El doctor explicaba su presencia allí. Había bajado de Gallarta, llamado por la mujer de un antiguo contratista que ahora vivía en el Desierto. Inconvenientes de la popularidad. Aquellas buenas señoras, aunque se trasladasen á Bilbao ó fueran á vivir al otro extremo del mundo, no querían otro médico que el doctor Aresti, obligándolo á ir de un lado á otro como un comisionista de la salud. ¡Maldito carácter que no le permitía negarse á nada! Y mientras venía la hora de coger el último tren de las minas, se había dicho: «Vamos á echar un párrafo con el ingenierito y de paso veré el gran feudo industrial de mi primo....»

Acariciando con amistosas palmadas á Sanabre, le decía con tono malicioso:

—Desde el día del santo de Pepe que no te había visto. Cuántas cosas han pasado desde entonces ¿eh?... Parece que todo va bien.

Aresti tuteaba al ingeniero, sin conseguir que éste le tratase con igual confianza, pues el doctor le inspiraba cierto respeto, á pesar de su carácter comunicativo. Los escudriñadores ojos de Aresti, habituados al examen rápido de todo cuanto le rodeaba, iban rectos á aquella carta que Sanabre pretendía ocultar.

—Eso no será ningún trabajo de ingeniería—dijo en voz baja y con sonrisa burlona.—Me da en la nariz cierto tufillo de noviazgo.... ¡Vaya un modo de velar por los intereses de mi primo, señor ingeniero! Y de seguro que en esos cajones hay algo más que planos y estudios. Cartitas de amor, con fina letra inglesa y alguna que otra falta de ortografía: tal vez flores secas y amados cintajos. Muy bien, señor ingeniero. Eso es muy propio de la seriedad de una oficina como esta.

Y reía viendo la confusión de Fernando, el cual instintivamente volvía la mirada hacia los cajones de un secretaire inmediato, desconcertado por la certeza con que el doctor lo adivinaba todo. Temió Sanabre que sus subordinados oyeran alguna palabra del doctor: deseaba salir de allí cuanto antes, y se puso de pie invitando á Aresti á seguirle. ¿De veras que no había visto nunca los altos hornos?
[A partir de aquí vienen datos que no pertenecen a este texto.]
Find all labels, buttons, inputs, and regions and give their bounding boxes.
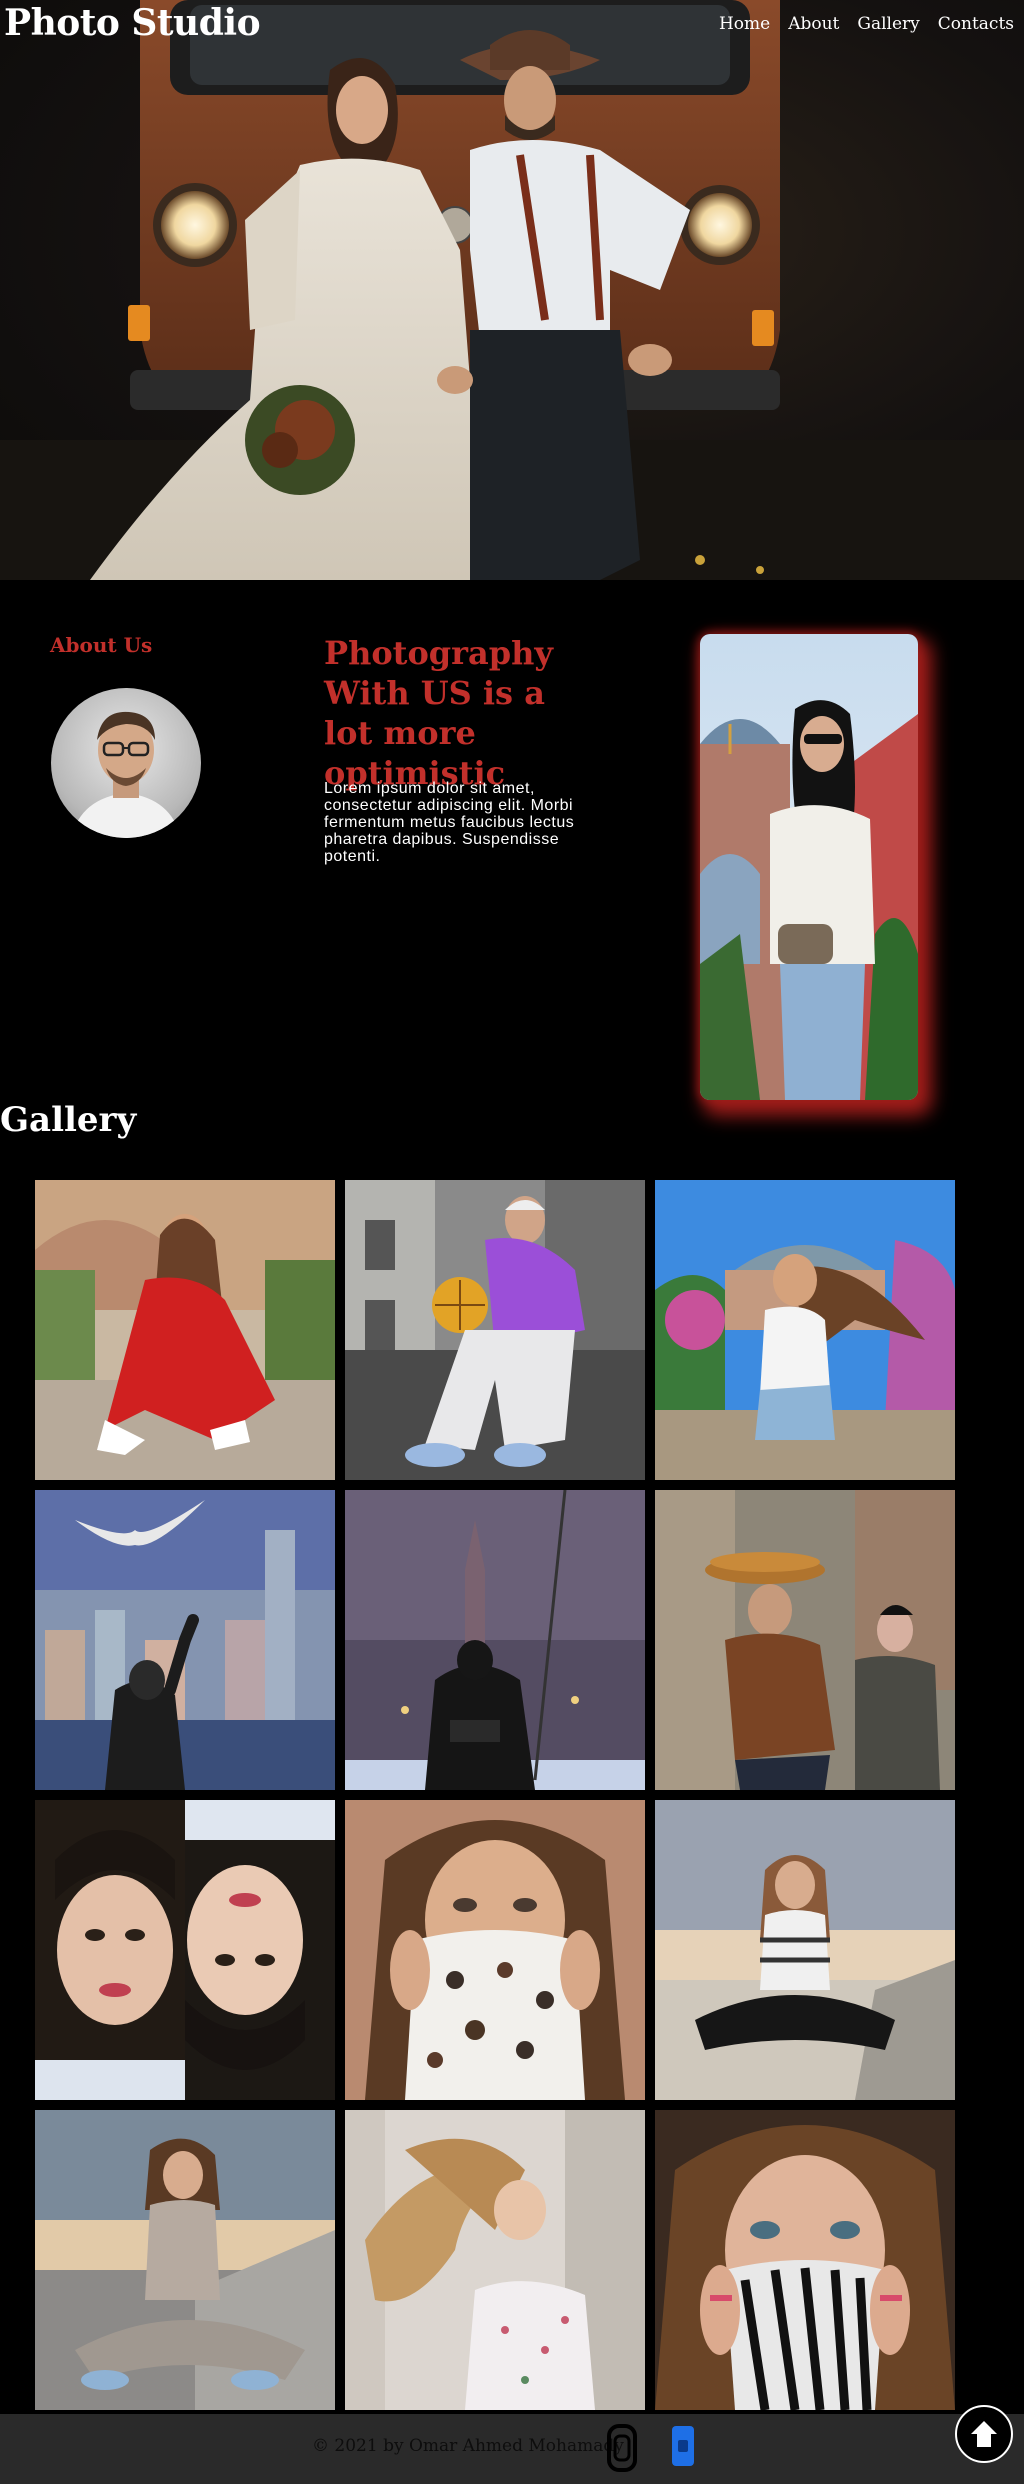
hero-photo: 3494 [0, 0, 1024, 580]
nav-about[interactable]: About [788, 14, 839, 34]
gallery-photo-image [345, 1800, 645, 2100]
avatar [51, 688, 201, 838]
gallery-photo-image [345, 1490, 645, 1790]
gallery-photo-image [35, 1800, 335, 2100]
feature-photo [700, 634, 918, 1100]
gallery-title: Gallery [0, 1100, 137, 1140]
gallery-photo-image [35, 1490, 335, 1790]
gallery-photo[interactable] [35, 1180, 335, 1480]
gallery-photo[interactable] [655, 1490, 955, 1790]
gallery-photo-image [35, 2110, 335, 2410]
gallery-photo-image [345, 1180, 645, 1480]
gallery-photo[interactable] [35, 1490, 335, 1790]
gallery-photo[interactable] [655, 1180, 955, 1480]
gallery-photo-image [345, 2110, 645, 2410]
about-body: Lorem ipsum dolor sit amet, consectetur … [324, 780, 575, 865]
gallery-photo-image [655, 1180, 955, 1480]
main-nav: Home About Gallery Contacts [719, 14, 1014, 34]
gallery-photo[interactable] [655, 1800, 955, 2100]
gallery-photo[interactable] [345, 1800, 645, 2100]
gallery-photo-image [655, 2110, 955, 2410]
gallery-photo-image [655, 1490, 955, 1790]
about-tagline: Photography With US is a lot more optimi… [324, 634, 553, 792]
gallery-photo[interactable] [345, 2110, 645, 2410]
site-brand[interactable]: Photo Studio [4, 2, 261, 44]
feature-photo-frame [700, 634, 918, 1100]
hero-banner: 3494 Photo Studio Home About Gallery Con… [0, 0, 1024, 580]
back-to-top-button[interactable] [955, 2405, 1013, 2463]
copyright-text: © 2021 by Omar Ahmed Mohamady [312, 2436, 624, 2456]
nav-contacts[interactable]: Contacts [938, 14, 1014, 34]
gallery-photo[interactable] [35, 1800, 335, 2100]
nav-gallery[interactable]: Gallery [857, 14, 919, 34]
gallery-grid [35, 1180, 955, 2410]
gallery-photo[interactable] [35, 2110, 335, 2410]
site-footer: © 2021 by Omar Ahmed Mohamady [0, 2414, 1024, 2484]
about-heading: About Us [50, 633, 153, 657]
gallery-photo[interactable] [345, 1180, 645, 1480]
gallery-photo[interactable] [655, 2110, 955, 2410]
facebook-icon[interactable] [672, 2426, 694, 2466]
gallery-photo[interactable] [345, 1490, 645, 1790]
gallery-photo-image [655, 1800, 955, 2100]
gallery-photo-image [35, 1180, 335, 1480]
instagram-icon[interactable] [607, 2424, 637, 2472]
arrow-up-icon [971, 2421, 997, 2447]
nav-home[interactable]: Home [719, 14, 770, 34]
avatar-photo [71, 711, 181, 838]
Pues aquella tarde era de las mejores: había cuela de mineral. Y salió de la oficina seguido por el doctor.

Abajo, en la inmensa llanura de las fundiciones, surcada por vías férreas y cubierta de polvo de carbón, el médico detuvo á su guía, como si le interesase más hablar con él, que contemplar la riqueza industrial de su primo.

—Vamos á ver, Fernandito—dijo cogiéndolo por un botón de la americana.—Ahora que estamos solos y no hay miedo de que nos oiga tu gente: ¿cómo van esos amores?...

Sanabre se ruborizó, haciendo signos negativos con la cabeza; pero le desconcertaba la mirada del doctor, fija en él con la tenacidad insolente de los miopes.